Testing & Verification

Phase 1 includes comprehensive unit tests that guarantee contract compliance:

pytest tests/test_phase1_contract.py -v

Tests verify:

  • Category Vocabulary: Only {keep, rehost, retire, refactor_candidate} allowed
  • Confidence Enumeration: Only {high, medium, low} allowed
  • Zombie Rule: Powered-off VMs > 60 days always → retire
  • Legacy OS Rule: Legacy OS VMs always → keep
  • Complexity Rule: Complex workloads always → rehost
  • Conservative Default: Unknown VMs always → keep
  • Determinism: Same input always produces same output
  • Read-Only: No execution code, no migrations

All tests fail if Phase 1 contract is violated.

Determinism Guarantee

Phase 1 is deterministic:

Same VMware Inventory + Same Rules = Same Classification (always)

This means:

  • Running the tool twice produces identical results
  • Results are reproducible and auditable
  • Useful for CI/CD pipelines and automated compliance checks
  • Safe to cache results for performance

License

Open source under the MIT License.

Contributing

Phase 1 is locked for stability. Contributions should:

  1. Not change Phase 1 behavior – Existing rules are final
  2. Not modify category vocabulary – {keep, rehost, retire, refactor_candidate} are fixed
  3. Not relax conservative defaults – Unknown → keep is mandatory
  4. Maintain test coverage – All Phase 1 tests must pass

Contributions to Phase 2 planning features are welcome and will be reviewed separately.

FAQ

Q: Can I change the categories?

No. Phase 1 category vocabulary is locked: {keep, rehost, retire, refactor_candidate}. These are intentional choices for enterprise safety.
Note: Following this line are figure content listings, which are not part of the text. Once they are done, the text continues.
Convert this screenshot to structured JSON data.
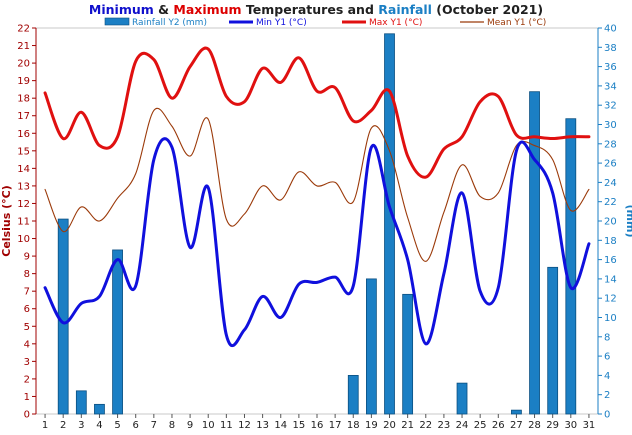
{
  "chart_data": {
    "type": "bar+line",
    "title": {
      "parts": [
        {
          "text": "Minimum",
          "color": "#1010cc"
        },
        {
          "text": " & ",
          "color": "#202020"
        },
        {
          "text": "Maximum",
          "color": "#dd0000"
        },
        {
          "text": " Temperatures and ",
          "color": "#202020"
        },
        {
          "text": "Rainfall",
          "color": "#1b7fc4"
        },
        {
          "text": " (October 2021)",
          "color": "#202020"
        }
      ]
    },
    "x": [
      1,
      2,
      3,
      4,
      5,
      6,
      7,
      8,
      9,
      10,
      11,
      12,
      13,
      14,
      15,
      16,
      17,
      18,
      19,
      20,
      21,
      22,
      23,
      24,
      25,
      26,
      27,
      28,
      29,
      30,
      31
    ],
    "ylabel_left": "Celsius (°C)",
    "ylabel_right": "(mm)",
    "ylim_left": [
      0,
      22
    ],
    "ylim_right": [
      0,
      40
    ],
    "yticks_left": [
      0,
      1,
      2,
      3,
      4,
      5,
      6,
      7,
      8,
      9,
      10,
      11,
      12,
      13,
      14,
      15,
      16,
      17,
      18,
      19,
      20,
      21,
      22
    ],
    "yticks_right": [
      0,
      2,
      4,
      6,
      8,
      10,
      12,
      14,
      16,
      18,
      20,
      22,
      24,
      26,
      28,
      30,
      32,
      34,
      36,
      38,
      40
    ],
    "legend_position": "top",
    "series": [
      {
        "name": "Rainfall Y2 (mm)",
        "kind": "bar",
        "axis": "right",
        "color": "#1b7fc4",
        "values": [
          0,
          20.2,
          2.4,
          1.0,
          17.0,
          0,
          0,
          0,
          0,
          0,
          0,
          0,
          0,
          0,
          0,
          0,
          0,
          4.0,
          14.0,
          39.4,
          12.4,
          0,
          0,
          3.2,
          0,
          0,
          0.4,
          33.4,
          15.2,
          30.6,
          0
        ]
      },
      {
        "name": "Min Y1 (°C)",
        "kind": "line",
        "axis": "left",
        "color": "#1010dd",
        "values": [
          7.2,
          5.2,
          6.3,
          6.7,
          8.8,
          7.3,
          14.5,
          15.2,
          9.5,
          12.9,
          4.5,
          4.8,
          6.7,
          5.5,
          7.4,
          7.5,
          7.8,
          7.3,
          15.2,
          11.8,
          8.8,
          4.0,
          8.0,
          12.6,
          7.0,
          7.2,
          15.0,
          14.5,
          12.6,
          7.2,
          9.7
        ]
      },
      {
        "name": "Max Y1 (°C)",
        "kind": "line",
        "axis": "left",
        "color": "#e01010",
        "values": [
          18.3,
          15.7,
          17.2,
          15.3,
          15.8,
          20.1,
          20.2,
          18.0,
          19.8,
          20.8,
          18.1,
          17.8,
          19.7,
          18.9,
          20.3,
          18.4,
          18.6,
          16.7,
          17.3,
          18.4,
          14.7,
          13.5,
          15.1,
          15.8,
          17.8,
          18.1,
          15.9,
          15.8,
          15.7,
          15.8,
          15.8
        ]
      },
      {
        "name": "Mean Y1 (°C)",
        "kind": "line",
        "axis": "left",
        "color": "#9b3a0a",
        "values": [
          12.8,
          10.4,
          11.8,
          11.0,
          12.3,
          13.7,
          17.3,
          16.4,
          14.7,
          16.8,
          11.1,
          11.4,
          13.0,
          12.2,
          13.8,
          13.0,
          13.2,
          12.1,
          16.3,
          15.0,
          11.2,
          8.7,
          11.5,
          14.2,
          12.4,
          12.6,
          15.3,
          15.3,
          14.5,
          11.6,
          12.8
        ]
      }
    ]
  }
}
Q: Can I relax the zombie rule?

No. VMs powered off > 60 days MUST be classified as retire. This is a mandatory rule protecting against cost waste.

Q: Can I change rule priority?

No. Rule priority is locked in the Phase 1 contract. Changing priority would risk violating mandatory constraints.
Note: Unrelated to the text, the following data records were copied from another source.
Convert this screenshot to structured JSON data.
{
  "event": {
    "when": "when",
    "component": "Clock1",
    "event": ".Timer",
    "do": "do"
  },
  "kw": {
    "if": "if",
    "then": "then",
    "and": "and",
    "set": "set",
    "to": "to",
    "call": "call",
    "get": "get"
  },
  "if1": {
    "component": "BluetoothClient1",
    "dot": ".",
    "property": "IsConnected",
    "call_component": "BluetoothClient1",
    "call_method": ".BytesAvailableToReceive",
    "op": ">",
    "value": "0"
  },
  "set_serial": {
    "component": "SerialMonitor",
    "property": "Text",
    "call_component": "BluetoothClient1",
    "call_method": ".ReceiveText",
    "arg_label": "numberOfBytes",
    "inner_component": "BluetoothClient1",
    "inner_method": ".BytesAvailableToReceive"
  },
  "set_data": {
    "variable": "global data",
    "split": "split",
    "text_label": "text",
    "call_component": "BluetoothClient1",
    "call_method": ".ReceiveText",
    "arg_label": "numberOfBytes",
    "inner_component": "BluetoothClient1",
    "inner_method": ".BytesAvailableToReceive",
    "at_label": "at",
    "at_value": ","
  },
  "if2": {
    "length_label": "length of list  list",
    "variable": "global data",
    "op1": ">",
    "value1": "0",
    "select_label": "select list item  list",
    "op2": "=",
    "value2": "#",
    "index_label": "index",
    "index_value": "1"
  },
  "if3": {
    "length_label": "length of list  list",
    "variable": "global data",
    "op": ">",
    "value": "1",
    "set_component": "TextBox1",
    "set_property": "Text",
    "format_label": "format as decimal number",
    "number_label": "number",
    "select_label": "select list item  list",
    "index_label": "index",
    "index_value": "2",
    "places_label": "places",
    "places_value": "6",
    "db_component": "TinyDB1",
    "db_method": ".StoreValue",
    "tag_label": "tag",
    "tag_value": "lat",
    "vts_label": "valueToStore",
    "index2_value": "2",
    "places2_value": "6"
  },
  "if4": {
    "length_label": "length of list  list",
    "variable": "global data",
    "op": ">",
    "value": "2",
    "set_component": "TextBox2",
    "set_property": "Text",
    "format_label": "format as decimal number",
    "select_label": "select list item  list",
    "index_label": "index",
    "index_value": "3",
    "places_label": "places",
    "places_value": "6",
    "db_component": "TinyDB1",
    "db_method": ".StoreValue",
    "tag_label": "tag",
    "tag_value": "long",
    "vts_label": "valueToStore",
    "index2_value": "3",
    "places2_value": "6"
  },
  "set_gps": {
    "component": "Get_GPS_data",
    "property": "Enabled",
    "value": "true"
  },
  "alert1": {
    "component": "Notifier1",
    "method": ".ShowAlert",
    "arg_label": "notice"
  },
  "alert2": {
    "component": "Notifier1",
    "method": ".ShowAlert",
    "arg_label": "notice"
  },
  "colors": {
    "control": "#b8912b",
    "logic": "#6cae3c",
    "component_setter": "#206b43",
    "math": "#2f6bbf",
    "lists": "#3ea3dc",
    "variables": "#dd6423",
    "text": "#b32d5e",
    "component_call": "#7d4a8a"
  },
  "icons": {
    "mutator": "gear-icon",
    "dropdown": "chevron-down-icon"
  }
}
Q: Will Phase 1 generate migration plans?

No. Phase 1 is read-only decision intelligence. Migration planning is Phase 2.

Q: Can Phase 1 execute migrations?

No. Phase 1 produces recommendations only. No Terraform, no cloud APIs, no execution.

Q: How conservative is Phase 1?

Extremely. By design:

  • Unknown VMs stay on-premises
  • Legacy OS stays on-premises
  • Complex workloads require careful planning
  • Refactor candidates are very rare

Q: What if I disagree with a classification?

Review the reasoning in the JSON output. If the decision is correct per Phase 1 rules, the classification stands. If the input data is wrong, correct the inventory. Phase 1 rules are locked to maintain consistency.

Q: How do I use this in my environment?

  1. Export VMware inventory to JSON format
  2. Ensure all required fields are present
  3. Run the analyzer with your inventory
  4. Review the outputs
  5. Share markdown report with stakeholders
  6. Use categories to plan Phase 2 execution

Q: Is Phase 1 ready for production?

Yes. Phase 1 is complete, tested, and locked. The rules are stable and cannot change without major version increment.

Support

For issues, questions, or contributions:

  1. Check the example output in this README
  2. Review test cases in tests/test_phase1_contract.py
  3. Read inline comments in rules/classification_rules.yaml
  4. Open an issue on GitHub with:
    • Your inventory sample (anonymized)
    • Expected vs. actual classification
    • Which rule you think should apply

Version

VMware Exit Intelligence Agent – Phase 1 (Read-Only) Version: 1.0 (LOCKED) Release Date: February 2026

Phase 1 is complete and stable. No breaking changes are planned.